In your story on Portland’s unpaved roads, you wrote, “Not only will the city not improve them, it won’t even pay to maintain them in their current state of shittiness.” In fact, we do maintain gravel streets in Portland! The Gravel Street Service (GSS) is a cost-effective, short-term solution for residents who have asked us for help improving the condition of the gravel roads they live on. —Hannah Schafer, Portland Bureau of Transportation
One of the many perils of reaching one’s 40s and 50s (that stage we call, rather optimistically, “midlife”) is realizing that things you remember doing perhaps two or three years ago actually happened during the Clinton administration.
I mention this because I heard from many readers who recall, just as vividly as I do, mud-bogging their way along cratered streets reminiscent of no man’s land at the Battle of Verdun. Naturally, we assume these moonscapes are still there, unchanged—after all, didn’t we see one just a few months ago, when we went over to Josh’s house to watch the series finale of Friends?

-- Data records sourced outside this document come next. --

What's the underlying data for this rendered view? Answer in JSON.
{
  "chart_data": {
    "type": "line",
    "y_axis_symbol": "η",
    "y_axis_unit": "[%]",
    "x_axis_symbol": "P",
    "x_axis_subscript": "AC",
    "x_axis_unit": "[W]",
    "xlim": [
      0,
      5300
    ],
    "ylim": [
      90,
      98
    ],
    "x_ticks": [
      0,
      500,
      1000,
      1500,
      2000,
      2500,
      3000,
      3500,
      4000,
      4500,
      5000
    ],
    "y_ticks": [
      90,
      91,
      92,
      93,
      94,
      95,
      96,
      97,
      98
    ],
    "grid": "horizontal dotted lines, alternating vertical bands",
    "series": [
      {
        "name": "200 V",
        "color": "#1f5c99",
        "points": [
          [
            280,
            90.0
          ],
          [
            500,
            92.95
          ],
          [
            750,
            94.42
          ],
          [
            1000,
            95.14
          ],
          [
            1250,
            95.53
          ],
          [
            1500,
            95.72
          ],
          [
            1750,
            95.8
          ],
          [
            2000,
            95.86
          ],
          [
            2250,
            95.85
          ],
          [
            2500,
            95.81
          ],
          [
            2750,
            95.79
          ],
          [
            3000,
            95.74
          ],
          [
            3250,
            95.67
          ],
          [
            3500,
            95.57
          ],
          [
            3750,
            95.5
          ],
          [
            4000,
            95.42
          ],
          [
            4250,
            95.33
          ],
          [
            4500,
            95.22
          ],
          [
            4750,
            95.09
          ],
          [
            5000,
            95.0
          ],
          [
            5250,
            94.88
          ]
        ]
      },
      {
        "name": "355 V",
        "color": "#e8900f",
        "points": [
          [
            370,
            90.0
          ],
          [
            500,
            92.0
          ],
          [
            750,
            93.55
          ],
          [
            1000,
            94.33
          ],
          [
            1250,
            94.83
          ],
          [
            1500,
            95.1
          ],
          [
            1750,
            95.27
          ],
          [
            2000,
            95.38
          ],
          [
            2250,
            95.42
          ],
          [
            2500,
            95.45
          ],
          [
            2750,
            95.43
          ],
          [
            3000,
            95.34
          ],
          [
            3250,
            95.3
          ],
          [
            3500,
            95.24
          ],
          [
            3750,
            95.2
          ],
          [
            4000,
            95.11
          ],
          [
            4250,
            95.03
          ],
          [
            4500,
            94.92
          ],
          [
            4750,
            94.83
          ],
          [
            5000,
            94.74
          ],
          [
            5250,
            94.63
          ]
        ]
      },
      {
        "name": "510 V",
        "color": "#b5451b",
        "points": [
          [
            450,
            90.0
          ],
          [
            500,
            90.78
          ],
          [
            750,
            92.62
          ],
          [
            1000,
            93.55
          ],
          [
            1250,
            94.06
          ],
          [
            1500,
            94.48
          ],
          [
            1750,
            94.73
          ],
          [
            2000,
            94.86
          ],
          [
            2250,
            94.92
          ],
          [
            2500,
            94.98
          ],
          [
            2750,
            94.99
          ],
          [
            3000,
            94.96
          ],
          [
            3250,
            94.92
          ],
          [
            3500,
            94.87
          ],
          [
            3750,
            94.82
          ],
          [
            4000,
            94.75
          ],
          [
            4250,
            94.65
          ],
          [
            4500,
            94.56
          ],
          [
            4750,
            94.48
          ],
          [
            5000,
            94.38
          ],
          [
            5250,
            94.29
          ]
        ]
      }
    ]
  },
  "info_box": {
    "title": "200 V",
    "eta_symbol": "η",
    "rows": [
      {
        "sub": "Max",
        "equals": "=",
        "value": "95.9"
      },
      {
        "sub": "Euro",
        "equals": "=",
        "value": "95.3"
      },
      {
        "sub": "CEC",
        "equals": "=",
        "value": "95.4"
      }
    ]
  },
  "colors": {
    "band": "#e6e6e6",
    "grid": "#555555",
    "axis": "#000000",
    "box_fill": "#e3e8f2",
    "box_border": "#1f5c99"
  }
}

Now that I think about it, though, I’m not sure when I last encountered a street featuring one of those puddles so vast you can see Harry Potter’s Patronus on the other side. It happens that I spend a fair amount of time in and around the Cully neighborhood,* an area long known for sudden, unplanned off-road adventures. Right now, though, I can’t find any examples of those two-ruts-and-an-alligator mudholes I remember.
That’s not to say there aren’t any, however. Over the past three years, 90% of gravel roads have been serviced, but those that serve only one or two homes (or those that GSS equipment can’t handle for technical reasons) may remain forever jacked.
Even when the GSS works as advertised, some readers have complaints. One cited “clouds and clouds” of gravel dust, while another noted that his potholes were already coming back. Several preferred the roads in their pre-graveled state, either because it made passing drivers slow down (or, better yet, take a different route) or because the gone-to-seed roads were an opportunity for shared urban space.
I stand by my assertion that the city won’t bring unimproved streets up to code. However, it appears that in many cases it will pay to maintain them at their current level of shittiness. Dr. Know regrets the error.
*No, I don’t know anything about your missing silver. (It’s plated anyway, you cheap bastard.)